As the Library’s digital collection expands, it needs help properly tagging and verifying the metadata attached to the content. Machine learning tools have been plugging along at this task through the pilot programs, but Library officials want humans to help verify the work is being done correctly, as well as ethically.
Through the contract, the Library wants to procure “at least two experimental prototypes” using human-in-the-loop workflows to “model, test, and evaluate different ethical approaches to applying crowdsourcing and machine learning methods to Library digital collections that enhance collection usability, utility, discoverability and user engagement.”

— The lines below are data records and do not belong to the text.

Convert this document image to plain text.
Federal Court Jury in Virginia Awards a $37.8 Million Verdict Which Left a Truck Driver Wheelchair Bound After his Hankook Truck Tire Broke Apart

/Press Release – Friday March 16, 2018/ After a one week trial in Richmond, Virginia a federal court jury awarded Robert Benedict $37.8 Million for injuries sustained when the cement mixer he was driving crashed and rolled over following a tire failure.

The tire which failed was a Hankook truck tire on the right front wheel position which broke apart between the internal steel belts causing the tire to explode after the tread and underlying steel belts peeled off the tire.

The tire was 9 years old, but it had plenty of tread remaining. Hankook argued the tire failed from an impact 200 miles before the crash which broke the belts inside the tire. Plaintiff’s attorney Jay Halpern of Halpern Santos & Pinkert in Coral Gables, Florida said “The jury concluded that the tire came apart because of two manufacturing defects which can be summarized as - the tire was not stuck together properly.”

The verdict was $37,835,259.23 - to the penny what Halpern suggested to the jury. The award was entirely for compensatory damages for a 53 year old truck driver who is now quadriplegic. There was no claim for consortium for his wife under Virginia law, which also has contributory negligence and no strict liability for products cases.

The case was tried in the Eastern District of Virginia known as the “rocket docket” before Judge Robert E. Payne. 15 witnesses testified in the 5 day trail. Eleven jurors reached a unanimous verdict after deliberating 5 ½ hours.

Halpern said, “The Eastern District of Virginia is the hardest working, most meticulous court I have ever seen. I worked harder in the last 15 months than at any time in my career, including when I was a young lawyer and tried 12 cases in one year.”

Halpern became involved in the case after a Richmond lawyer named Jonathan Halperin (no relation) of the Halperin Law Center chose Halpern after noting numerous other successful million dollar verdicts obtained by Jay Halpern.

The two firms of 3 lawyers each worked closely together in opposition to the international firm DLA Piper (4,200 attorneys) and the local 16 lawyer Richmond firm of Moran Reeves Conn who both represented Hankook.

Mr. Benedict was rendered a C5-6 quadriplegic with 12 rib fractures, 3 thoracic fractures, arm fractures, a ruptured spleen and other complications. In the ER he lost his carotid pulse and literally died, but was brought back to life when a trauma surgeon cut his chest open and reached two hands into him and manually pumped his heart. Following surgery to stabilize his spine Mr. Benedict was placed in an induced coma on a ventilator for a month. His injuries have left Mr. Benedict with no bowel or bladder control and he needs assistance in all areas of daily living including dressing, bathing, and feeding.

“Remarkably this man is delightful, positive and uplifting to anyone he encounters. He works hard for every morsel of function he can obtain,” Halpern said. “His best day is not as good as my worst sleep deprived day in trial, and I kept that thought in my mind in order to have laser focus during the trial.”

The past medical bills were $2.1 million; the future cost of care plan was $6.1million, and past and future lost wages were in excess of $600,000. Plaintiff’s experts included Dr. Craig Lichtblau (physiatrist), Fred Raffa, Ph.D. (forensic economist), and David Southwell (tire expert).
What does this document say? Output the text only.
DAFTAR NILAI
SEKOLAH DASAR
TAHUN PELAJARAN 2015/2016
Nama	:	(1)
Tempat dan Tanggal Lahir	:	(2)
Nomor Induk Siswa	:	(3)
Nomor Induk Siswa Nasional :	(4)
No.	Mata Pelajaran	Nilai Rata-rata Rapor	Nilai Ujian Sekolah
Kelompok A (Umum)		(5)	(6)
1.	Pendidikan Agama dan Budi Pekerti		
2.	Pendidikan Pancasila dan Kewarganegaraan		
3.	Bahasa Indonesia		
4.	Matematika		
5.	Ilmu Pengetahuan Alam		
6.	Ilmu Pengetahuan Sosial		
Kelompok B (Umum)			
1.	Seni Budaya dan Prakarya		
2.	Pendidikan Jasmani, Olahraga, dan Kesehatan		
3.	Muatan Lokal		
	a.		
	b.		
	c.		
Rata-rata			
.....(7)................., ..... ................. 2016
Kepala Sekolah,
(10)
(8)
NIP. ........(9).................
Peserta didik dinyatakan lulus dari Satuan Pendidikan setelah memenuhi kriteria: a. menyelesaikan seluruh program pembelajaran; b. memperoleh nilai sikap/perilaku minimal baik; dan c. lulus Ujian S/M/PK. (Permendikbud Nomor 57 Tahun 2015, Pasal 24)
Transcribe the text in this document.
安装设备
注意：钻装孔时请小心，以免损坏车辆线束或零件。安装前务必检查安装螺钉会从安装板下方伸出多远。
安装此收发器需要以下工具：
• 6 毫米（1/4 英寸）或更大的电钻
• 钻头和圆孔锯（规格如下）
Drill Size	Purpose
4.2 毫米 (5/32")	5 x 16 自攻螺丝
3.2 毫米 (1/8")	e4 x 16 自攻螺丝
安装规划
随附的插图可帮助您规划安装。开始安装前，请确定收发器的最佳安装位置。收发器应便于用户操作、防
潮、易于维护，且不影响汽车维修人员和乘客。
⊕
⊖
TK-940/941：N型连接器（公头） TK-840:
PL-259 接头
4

Per the solicitation, at least one of the two prototypes will focus on improving metadata through crowdsourcing methods. As users “add feedback on the accuracy of the derived metadata,” those results will in turn be funneled back into the automation tools “to serve as training data for a machine learning algorithm that shall be applied to Library digital collections to create enhanced metadata.”
Library officials stressed the need to incorporate user-centered design in the process or risk alienating the volunteers and researchers contributing to the project. The solicitation pushes this concept beyond basic interface design and requires the contractors to consider “user motivations and needs in the workflow.”
“Workflows shall be adaptive to different use cases and user profiles, to ultimately facilitate meaningful and productive user interactions with the Library’s digital collections,” according to the statement of work.
Bids are due by noon August 5. The contract will run from September 1 through June 30, 2021.